Kari Soontiens plays an integral role as a pharmacist working hard behind the scenes and directly with patients to improve the medication management system at GRH. With a focus on medication safety, Kari’s ultimate goal is to ensure patients receive the right medication, in the right dosage, at the right time.
Medication management can be a complex process, but with the right systems and staff in place, we can make the process easier and safer. Next year GRH aims to introduce a new computerized medication system which will further implement safety features to ensure patients receive the best care possible. As a pharmacy quality improvement coordinator (PQIC), Kari is dedicated to working with various staff and physicians whose number one focus is medication safety and quality care improvement.
GRH’s pharmacy program has over 30 pharmacists and staff members who work collaboratively together to dispense approx. 7,500 oral medication doses each day to our patients. That’s over 2.7 million doses each year!
1. Can you tell me a little bit about the work you do in this role?
As a pharmacy quality improvement coordinator (PQIC), I help implement initiatives to improve the quality of care that our patients receive, with medication safety as my main focus. I help various departments identify and report both actual and potential medication-related incidents in order for us to develop processes to reduce preventable errors. I also develop action plans and regularly assess whether or not we are meeting our goals and adjust plans accordingly.
2. How does your work impact patient care at GRH?
By constantly evaluating our hospital’s practices we are able to identify potential areas of concern and make changes to prevent adverse events from occurring. I also sit on a number of quality and medication safety committees that help move initiatives forward and bring changes and ideas to staff who are interacting with patients on a regular basis. By doing this we can ensure we are incorporating the safest practice possible to help our patients recover in a supportive environment.
3. Can you tell me about your role and how it impacts medication safety?

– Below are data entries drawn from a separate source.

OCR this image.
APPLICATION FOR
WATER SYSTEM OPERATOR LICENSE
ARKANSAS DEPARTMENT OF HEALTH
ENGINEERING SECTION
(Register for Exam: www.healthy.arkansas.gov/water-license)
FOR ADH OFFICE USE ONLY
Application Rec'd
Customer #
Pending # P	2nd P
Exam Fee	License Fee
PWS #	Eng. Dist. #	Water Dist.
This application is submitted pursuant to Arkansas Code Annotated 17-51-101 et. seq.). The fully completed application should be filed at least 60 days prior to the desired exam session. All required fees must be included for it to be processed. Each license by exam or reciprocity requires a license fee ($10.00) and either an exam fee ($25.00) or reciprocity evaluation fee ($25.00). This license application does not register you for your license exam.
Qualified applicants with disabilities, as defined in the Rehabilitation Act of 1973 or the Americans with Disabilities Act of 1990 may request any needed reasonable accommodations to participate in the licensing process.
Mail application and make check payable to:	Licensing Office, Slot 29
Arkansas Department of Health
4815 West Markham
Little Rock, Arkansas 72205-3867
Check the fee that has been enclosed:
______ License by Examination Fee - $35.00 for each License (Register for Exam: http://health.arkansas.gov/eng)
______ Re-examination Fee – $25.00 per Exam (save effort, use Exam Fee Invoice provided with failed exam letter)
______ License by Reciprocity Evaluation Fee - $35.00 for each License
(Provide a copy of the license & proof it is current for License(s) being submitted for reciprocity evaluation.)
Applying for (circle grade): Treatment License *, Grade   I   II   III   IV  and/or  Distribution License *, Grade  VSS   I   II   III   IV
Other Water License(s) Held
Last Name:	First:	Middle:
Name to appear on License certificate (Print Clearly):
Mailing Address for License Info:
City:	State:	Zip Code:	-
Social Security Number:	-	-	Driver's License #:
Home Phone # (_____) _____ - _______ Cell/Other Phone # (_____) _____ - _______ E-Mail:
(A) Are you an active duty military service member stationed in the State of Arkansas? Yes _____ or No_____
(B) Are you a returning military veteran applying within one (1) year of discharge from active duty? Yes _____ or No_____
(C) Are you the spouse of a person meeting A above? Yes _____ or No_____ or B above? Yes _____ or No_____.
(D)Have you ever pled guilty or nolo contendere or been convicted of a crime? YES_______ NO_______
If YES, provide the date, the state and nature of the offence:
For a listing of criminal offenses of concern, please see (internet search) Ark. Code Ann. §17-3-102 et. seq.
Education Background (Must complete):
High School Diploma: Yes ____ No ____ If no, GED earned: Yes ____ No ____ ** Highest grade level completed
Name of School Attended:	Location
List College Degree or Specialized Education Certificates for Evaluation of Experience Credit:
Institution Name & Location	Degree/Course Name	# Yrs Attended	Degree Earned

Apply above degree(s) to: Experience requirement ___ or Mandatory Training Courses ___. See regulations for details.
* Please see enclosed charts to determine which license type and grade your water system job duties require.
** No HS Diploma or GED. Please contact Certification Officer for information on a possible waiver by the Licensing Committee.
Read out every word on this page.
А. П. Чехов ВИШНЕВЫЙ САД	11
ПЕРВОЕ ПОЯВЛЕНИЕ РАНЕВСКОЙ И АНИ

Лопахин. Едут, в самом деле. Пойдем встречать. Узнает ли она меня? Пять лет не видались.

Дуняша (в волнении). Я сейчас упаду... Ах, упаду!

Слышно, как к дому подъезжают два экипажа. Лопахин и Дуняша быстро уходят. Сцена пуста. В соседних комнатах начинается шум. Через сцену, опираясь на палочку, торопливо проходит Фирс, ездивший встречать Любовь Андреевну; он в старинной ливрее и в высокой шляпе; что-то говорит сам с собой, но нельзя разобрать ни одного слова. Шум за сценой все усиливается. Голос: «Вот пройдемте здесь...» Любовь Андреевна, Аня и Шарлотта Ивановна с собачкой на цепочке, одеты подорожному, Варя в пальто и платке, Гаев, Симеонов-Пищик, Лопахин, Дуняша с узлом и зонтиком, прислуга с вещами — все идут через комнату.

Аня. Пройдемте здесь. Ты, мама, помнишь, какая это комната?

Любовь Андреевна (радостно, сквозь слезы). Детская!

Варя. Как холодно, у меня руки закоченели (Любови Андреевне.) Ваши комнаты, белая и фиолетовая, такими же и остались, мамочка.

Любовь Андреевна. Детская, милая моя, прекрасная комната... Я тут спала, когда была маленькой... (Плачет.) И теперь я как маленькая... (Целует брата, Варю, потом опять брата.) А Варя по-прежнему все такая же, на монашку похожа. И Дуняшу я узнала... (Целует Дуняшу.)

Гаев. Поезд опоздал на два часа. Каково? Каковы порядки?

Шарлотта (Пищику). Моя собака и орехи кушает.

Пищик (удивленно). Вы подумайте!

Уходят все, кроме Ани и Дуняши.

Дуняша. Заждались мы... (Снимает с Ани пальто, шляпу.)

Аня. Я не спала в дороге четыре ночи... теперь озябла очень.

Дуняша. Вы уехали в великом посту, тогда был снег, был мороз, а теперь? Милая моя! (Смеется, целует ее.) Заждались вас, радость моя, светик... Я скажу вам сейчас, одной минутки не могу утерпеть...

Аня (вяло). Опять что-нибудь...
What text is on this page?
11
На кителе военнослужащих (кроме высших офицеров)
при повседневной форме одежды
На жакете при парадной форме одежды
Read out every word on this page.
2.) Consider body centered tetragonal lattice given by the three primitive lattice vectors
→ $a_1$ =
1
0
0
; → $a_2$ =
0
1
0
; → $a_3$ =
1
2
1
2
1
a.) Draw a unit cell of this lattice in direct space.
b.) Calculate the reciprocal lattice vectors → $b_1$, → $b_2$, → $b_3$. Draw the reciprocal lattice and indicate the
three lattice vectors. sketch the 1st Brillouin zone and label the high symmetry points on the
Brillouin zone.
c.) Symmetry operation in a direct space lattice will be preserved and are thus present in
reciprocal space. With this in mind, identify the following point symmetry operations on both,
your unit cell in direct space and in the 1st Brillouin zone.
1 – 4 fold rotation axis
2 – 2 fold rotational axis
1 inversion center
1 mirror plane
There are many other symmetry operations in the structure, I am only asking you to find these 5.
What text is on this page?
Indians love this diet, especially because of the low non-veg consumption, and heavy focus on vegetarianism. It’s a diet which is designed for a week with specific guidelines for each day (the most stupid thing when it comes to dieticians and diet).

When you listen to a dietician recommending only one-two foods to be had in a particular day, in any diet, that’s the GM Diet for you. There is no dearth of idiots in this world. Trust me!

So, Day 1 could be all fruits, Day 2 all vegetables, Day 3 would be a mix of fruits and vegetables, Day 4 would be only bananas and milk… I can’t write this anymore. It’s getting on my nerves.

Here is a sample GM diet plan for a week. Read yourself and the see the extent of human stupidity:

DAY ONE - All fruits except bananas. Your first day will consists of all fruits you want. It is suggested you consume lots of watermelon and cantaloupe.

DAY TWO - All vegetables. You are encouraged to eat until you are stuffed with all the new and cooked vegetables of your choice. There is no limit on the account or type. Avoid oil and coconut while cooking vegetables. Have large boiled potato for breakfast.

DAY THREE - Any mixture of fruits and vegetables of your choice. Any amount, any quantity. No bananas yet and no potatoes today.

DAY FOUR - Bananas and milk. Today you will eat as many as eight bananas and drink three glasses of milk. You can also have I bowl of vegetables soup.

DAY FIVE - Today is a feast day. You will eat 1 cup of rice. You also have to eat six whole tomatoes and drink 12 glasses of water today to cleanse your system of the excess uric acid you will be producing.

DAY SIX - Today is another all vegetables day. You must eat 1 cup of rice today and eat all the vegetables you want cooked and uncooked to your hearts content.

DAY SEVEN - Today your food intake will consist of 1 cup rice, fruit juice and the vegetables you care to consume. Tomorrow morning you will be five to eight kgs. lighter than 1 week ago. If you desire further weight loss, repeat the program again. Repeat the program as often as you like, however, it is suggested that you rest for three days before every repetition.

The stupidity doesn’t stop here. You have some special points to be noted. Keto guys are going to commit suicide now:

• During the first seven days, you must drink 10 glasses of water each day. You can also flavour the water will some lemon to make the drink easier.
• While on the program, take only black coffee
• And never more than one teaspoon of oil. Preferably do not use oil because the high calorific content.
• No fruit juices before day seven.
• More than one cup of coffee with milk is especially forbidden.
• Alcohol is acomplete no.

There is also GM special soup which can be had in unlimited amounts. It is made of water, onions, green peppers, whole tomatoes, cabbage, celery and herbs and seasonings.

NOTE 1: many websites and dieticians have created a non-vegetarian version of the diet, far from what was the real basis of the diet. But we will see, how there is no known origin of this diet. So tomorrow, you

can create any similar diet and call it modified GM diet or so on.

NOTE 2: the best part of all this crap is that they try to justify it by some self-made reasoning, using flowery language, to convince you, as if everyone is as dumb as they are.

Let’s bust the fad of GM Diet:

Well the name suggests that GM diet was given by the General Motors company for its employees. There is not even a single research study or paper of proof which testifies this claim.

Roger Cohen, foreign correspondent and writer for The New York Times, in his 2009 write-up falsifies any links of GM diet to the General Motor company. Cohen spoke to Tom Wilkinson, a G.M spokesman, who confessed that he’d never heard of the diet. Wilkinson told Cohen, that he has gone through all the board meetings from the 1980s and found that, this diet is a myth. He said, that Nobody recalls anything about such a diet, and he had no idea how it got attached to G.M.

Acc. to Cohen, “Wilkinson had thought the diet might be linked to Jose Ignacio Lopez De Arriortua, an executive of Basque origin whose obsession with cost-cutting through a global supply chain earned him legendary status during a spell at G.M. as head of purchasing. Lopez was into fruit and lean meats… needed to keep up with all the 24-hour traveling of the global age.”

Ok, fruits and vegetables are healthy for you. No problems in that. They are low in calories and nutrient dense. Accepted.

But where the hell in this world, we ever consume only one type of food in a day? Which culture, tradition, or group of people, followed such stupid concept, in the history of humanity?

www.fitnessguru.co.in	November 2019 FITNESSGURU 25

My entire role is built around medication safety. I am responsible for knowing what standards and regulations are expected of our hospital, from various governing bodies as well as what is considered best practices among clinical experts. I gather all of this information and try to translate it into real life by figuring out how we can incorporate these great ideas into our policies and practices. We want to implement all of these great practices to ultimately improve our patients’ care and experiences.
4. What kinds of protocols do we have in place to ensure patients get the right medication at the right time?
We have a medication safety plan that guides all the wonderful work we are doing. This plan helps set out timelines so that we are able to move towards well-defined goals. The plan is a collaborative team effort to ensure that our health care providers have the right tools available to ensure our patients receive the best and safest care possible.
Part of the plan includes the implementation of a new computerized medication system across the hospital next year. The ultimate goal is that orders are entered at a computer by a provider, be transmitted electronically to the pharmacy for verification, linked to the distribution system and then to the nursing unit where safety features in the system will ensure the six rights of medication administration; right patient, right drug, right time, right dose, right route and right documentation.
5. What kinds of things can people do to ensure their own medication safety?
Patients need to be an active partner in their health to ensure that they have the information they need to use their medications safely. Patients should ask themselves the following questions:
- Changes: have any medications been added, stopped or changed, and why?
- Continue: what medications do I need to keep taking and why?
- Proper use: how do I take my medications, and for how long?
- Monitor: how will I know if my medication is working and what side effects do I watch for?
- Follow-up: do I need any tests and when do I book my next visit?
Patients should keep their medication record up to date and carry a copy with them. Remember to include drug allergies, vitamins and minerals, herbal/natural products and all medications including non-prescription products. By doing this, your health care professional will know what medicines you are taking and how. This can prevent a mistake with your medicines like missing a dose of a medication you need, or getting two medications that shouldn't be taken together.
6. What do you enjoy most about your job?
I love knowing that the projects I am working on are making our patients’ care safer. I love that being a GRH pharmacist in the PQIC role allows me to work directly with patients as well as staff, students, management and physicians.
GRH has an amazing, hardworking, dedicated pharmacy team of which I am proud to be a part of.